Guggenheim: Silly Season

(Marketwatch) Why is Scott Minerd seeing shades of 1998 in today’s stock market?

The chief investment officer at Guggenheim Partners says the Fed has likely managed to extend the U.S. economic expansion in its record-setting 11th year but warns that problems are lurking in a market that has become accustomed to freely flowing liquidity in the financial system.

Easy-money policies (and, doubtless, an easing of China-U.S. trade tensions) have thus far helped put the Dow Jones Industrial Average on track to gain more than 22% in 2019, while the Nasdaq Composite Index has climbed nearly 35% and the S&P 500 index  is on pace for a roughly 29% return, which would mark its best annual gain since 2013.

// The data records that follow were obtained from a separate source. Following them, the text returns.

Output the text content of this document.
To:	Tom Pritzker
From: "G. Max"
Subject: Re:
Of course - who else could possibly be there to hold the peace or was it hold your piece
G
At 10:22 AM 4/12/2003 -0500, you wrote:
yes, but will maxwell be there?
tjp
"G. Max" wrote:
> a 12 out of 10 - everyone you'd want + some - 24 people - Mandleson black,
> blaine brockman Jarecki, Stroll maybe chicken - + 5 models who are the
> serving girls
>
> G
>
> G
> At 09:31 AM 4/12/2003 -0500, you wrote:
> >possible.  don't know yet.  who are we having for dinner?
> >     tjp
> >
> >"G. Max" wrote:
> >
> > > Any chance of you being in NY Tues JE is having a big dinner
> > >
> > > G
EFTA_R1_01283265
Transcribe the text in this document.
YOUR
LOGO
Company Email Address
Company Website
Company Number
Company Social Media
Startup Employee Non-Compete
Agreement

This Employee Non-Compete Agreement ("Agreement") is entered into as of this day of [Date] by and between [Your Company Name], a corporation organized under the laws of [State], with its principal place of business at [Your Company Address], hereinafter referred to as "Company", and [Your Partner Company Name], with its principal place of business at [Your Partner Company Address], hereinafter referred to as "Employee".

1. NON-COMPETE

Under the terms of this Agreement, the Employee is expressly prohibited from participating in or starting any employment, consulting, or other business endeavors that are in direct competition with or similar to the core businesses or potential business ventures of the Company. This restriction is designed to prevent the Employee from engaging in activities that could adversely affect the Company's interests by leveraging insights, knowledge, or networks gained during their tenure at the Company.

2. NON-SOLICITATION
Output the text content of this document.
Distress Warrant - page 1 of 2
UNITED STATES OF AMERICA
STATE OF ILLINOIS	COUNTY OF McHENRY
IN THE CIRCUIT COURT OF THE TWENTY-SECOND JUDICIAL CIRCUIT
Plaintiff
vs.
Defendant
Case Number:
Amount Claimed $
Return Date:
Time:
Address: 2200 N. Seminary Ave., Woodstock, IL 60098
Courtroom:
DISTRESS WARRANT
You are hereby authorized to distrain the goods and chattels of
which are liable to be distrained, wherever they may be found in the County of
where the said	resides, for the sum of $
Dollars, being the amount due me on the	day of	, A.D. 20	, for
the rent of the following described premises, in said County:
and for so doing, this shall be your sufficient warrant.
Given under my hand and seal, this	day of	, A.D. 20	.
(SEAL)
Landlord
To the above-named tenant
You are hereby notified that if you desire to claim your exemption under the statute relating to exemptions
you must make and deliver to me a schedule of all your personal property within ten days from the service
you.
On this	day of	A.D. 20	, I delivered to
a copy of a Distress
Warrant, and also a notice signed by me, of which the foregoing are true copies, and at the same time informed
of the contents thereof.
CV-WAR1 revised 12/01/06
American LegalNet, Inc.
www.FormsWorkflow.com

Those rich returns come as the benchmark 10-year Treasury note’s yield stands at 1.92%, down from around 2.80% a year ago and tighter than its average yield of 2.402% over the past decade. Bond yields fall as prices rise.

Minerd, in a fourth-quarter market outlook set to be released later Monday, says recent rate cuts by the Jerome Powell–run Fed have established an environment that’s similar to one in 1998 when the central bank delivered a series of rate cuts that produced a “liquidity-driven rally that caused the Nasdaq index to double within a year before the bubble finally burst.”

In 2019, the Fed at three successive meetings cut target interest rates by quarter-percentage-point magnitudes, similar to periods in 1995–96 and 1998 when it cut rates by a total of 75 basis points.

Minerd explains that a so-called Minsky moment may be at hand. Economist Hyman Minsky, who died in 1996, espoused a view that a period of distortions in the financial system eventually ends very badly.

So, how long can this current phase of prosperity for markets and the economy last?

The Guggenheim investment officer says it isn’t clear. Instead, he references a quote often attributed to famed economist John Maynard Keynes stipulating that “the market can remain irrational longer than you can remain solvent.”

Minerd explains further: “Thus, while the Fed has prolonged the expansion, the reality is that it is also the start of silly season in risk assets. By heeding the lessons of the past we continue to position defensively so that we can preserve capital and be prepared to take advantage of opportunities when asset prices inevitably reset.”

The Guggenheim manager says one clear sign that markets are on the verge of cracking resides in the spread between high-yield debt and relatively safer government debt, with tightening spreads indicating that investors are more willing to take on greater risk for comparably less compensation in the form of yields.

“Investors are not being adequately compensated for the outsize risk they are taking on in the current market,” Minerd says. Notably, in his view, “risks are building in various areas of the fixed-income credit markets, particularly in corporate credit.”

“We continue,” he writes, “to focus on income and capital preservation in a market where the risk/reward trade-off looks unattractive in many credit sectors.”

Minerd’s comments come as Vanguard’s global chief economist and head of investment strategy, Joe Davis, has reiterated a cautionary perspective that considers stocks vulnerable to a correction next year.

“Financial markets run the risk of getting ahead of themselves,” the Vanguard strategist told Bloomberg News, noting that he foresees a 50-50 chance of a correction in 2020, as compared with a consensus estimate of 30%. A correction is traditionally defined as a drop of at least 10% from an asset’s recent peak.